The link to your shop doesn't work for me so I searched the name of one of your soaps from the images to find it, and honestly, I feel that the wood background would look better in the search results when compared to the other images around it. The white background doesn't stand out and even when I was looking for the listing I managed to look over it twice.

If you were doing whole sale than yes, a white background would be preferable to make them uniform to companies, but etsy is all about NOT being uniform and a majority of soap customers that I know would be turned off by a "stock photo". 

If you decide to go with the white, I would try to make the labels a little less fuzzy, maybe by placing the bars differently and focusing more on the label. Fuzzy words are very distracting to me personally, and when I see pictures with them, that's ALL I see and you want people admiring the soaps not squinting at the packaging.

Just my two cents. I don't sell soaps, so take this with a grain of salt.


----------



## hmlove1218 (May 26, 2014)

Whoops.  I fixed the link.  It would help if I typed the whole word..lol.

Thank you for your input.  I kind of felt like the wood was more inviting and pleasant to the eyes than the stark white, but I wanted to see how views or favorites reacted to the change.

And the blurry text bothers me too, but I figured it was just me and I was being too nit picky lol.


----------



## Ellacho (May 26, 2014)

I also like the white background. It gives a clean look. Good luck!


----------



## The Efficacious Gentleman (May 26, 2014)

I like the wooden one more than the white, but the table top in the first image is really not working.  The back ground is good, table is not so good.


----------



## hmlove1218 (May 26, 2014)

If I were to use the wooden background, what would you suggest to use underneath?


----------



## The Efficacious Gentleman (May 26, 2014)

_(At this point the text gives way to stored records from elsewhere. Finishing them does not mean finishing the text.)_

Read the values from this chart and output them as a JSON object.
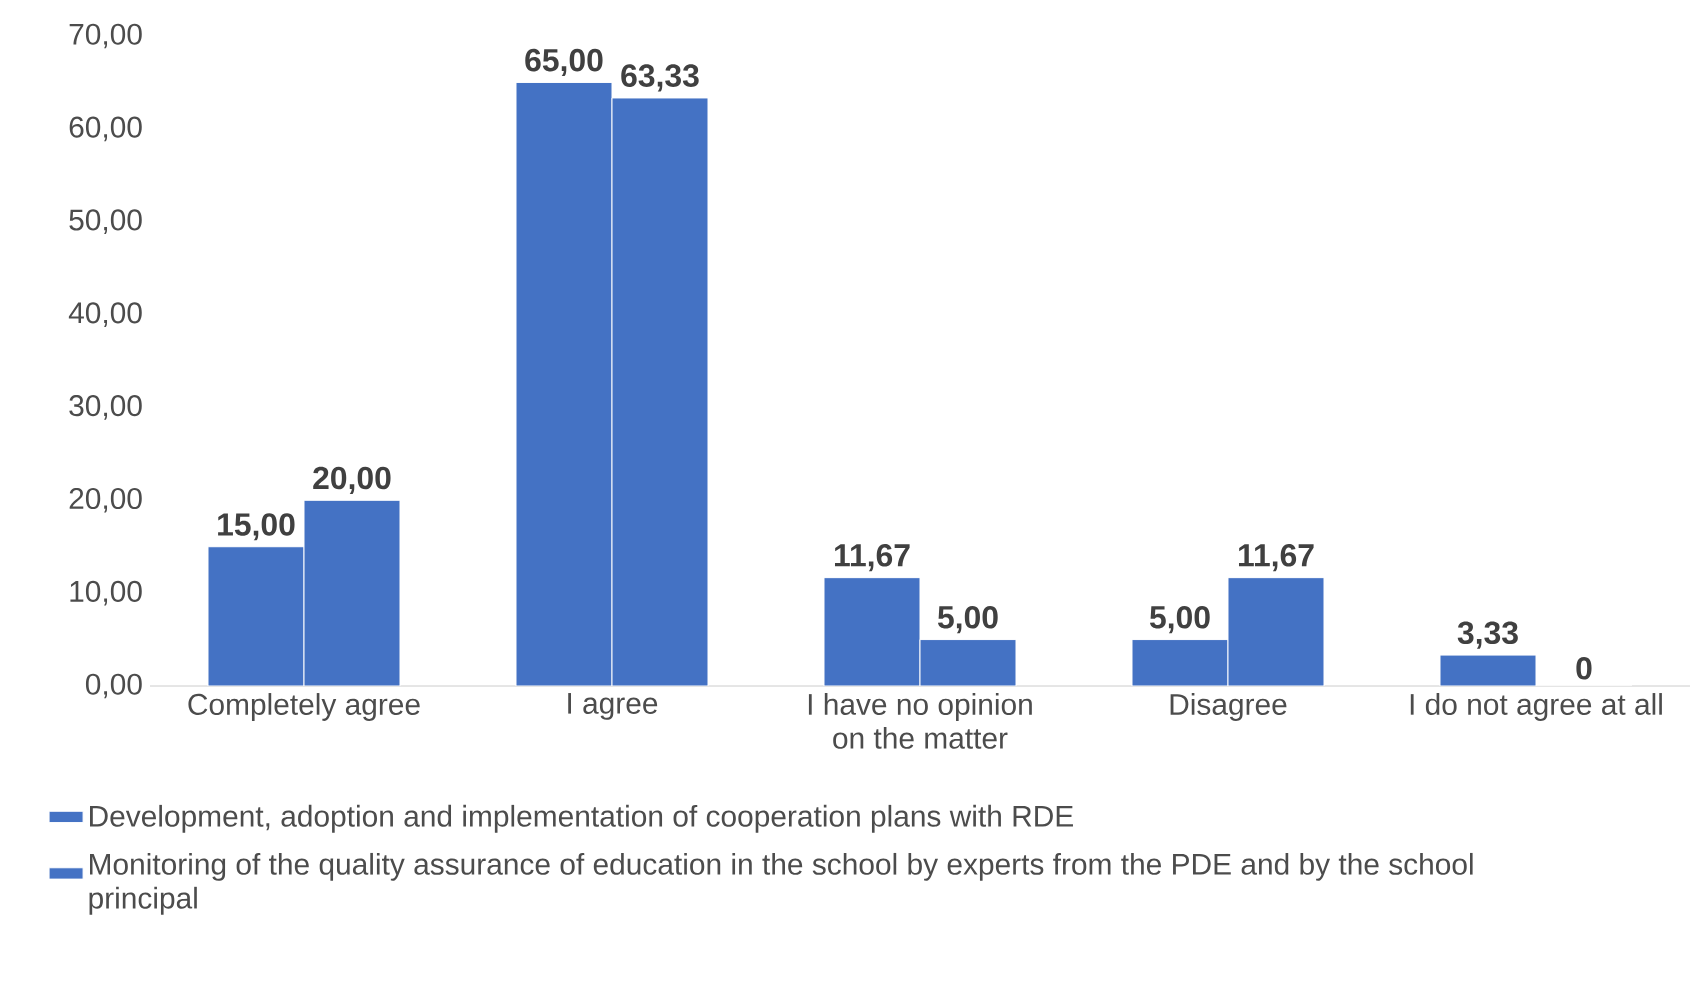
{
  "chart_data": {
    "type": "bar",
    "categories": [
      "Completely agree",
      "I agree",
      "I have no opinion on the matter",
      "Disagree",
      "I do not agree at all"
    ],
    "series": [
      {
        "name": "Development, adoption and implementation of cooperation plans with RDE",
        "color": "#4472c4",
        "values": [
          15,
          65,
          11.67,
          5,
          3.33
        ],
        "value_labels": [
          "15,00",
          "65,00",
          "11,67",
          "5,00",
          "3,33"
        ]
      },
      {
        "name": "Monitoring of the quality assurance of education in the school by experts from the PDE and by the school principal",
        "color": "#4472c4",
        "values": [
          20,
          63.33,
          5,
          11.67,
          0
        ],
        "value_labels": [
          "20,00",
          "63,33",
          "5,00",
          "11,67",
          "0"
        ]
      }
    ],
    "ylim": [
      0,
      70
    ],
    "yticks": [
      {
        "value": 0,
        "label": "0,00"
      },
      {
        "value": 10,
        "label": "10,00"
      },
      {
        "value": 20,
        "label": "20,00"
      },
      {
        "value": 30,
        "label": "30,00"
      },
      {
        "value": 40,
        "label": "40,00"
      },
      {
        "value": 50,
        "label": "50,00"
      },
      {
        "value": 60,
        "label": "60,00"
      },
      {
        "value": 70,
        "label": "70,00"
      }
    ],
    "legend": "bottom",
    "grid": false
  }
}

Something plain, clear.  Maybe off-white?


----------



## navigator9 (May 26, 2014)

I vote for the white background. Cleaner, less distracting.


----------



## lsg (May 26, 2014)

I think the white background gets my attention the most.


----------



## silverspringsoapmaker (May 29, 2014)

White background for sure. It'll blend better into any website you use to sell them.


----------



## Seawolfe (May 30, 2014)

If you know the website you will be using, and if you are "green screening" the background, or even using white, you can color match the websites background in Gimp or Photoshop - that always looks pretty smooth.


----------



## CraftyRedhead (Jun 1, 2014)

I really like the wood. I see everyone on etsy using flat white backgrounds, I think the wood is a nice change. To me the second one is so white it's sterile, not super inviting. But clean, if that's what you're going for!
For underneath, if you do choose wood behind, maybe you could do a bit of fabric - even split the difference and do a nice white soft fabric (like a fabric napkin). Then you have the white that some like, and a bit of nature in the background?


----------



## Sprag (Jun 1, 2014)

I like the wood background


----------



## Lindy (Jun 1, 2014)

White background


----------



## elmtree (Jun 1, 2014)

I'm torn. I think the 2nd 3rd and fourth are all really pretty and well done. I'm struggling with this myself!


----------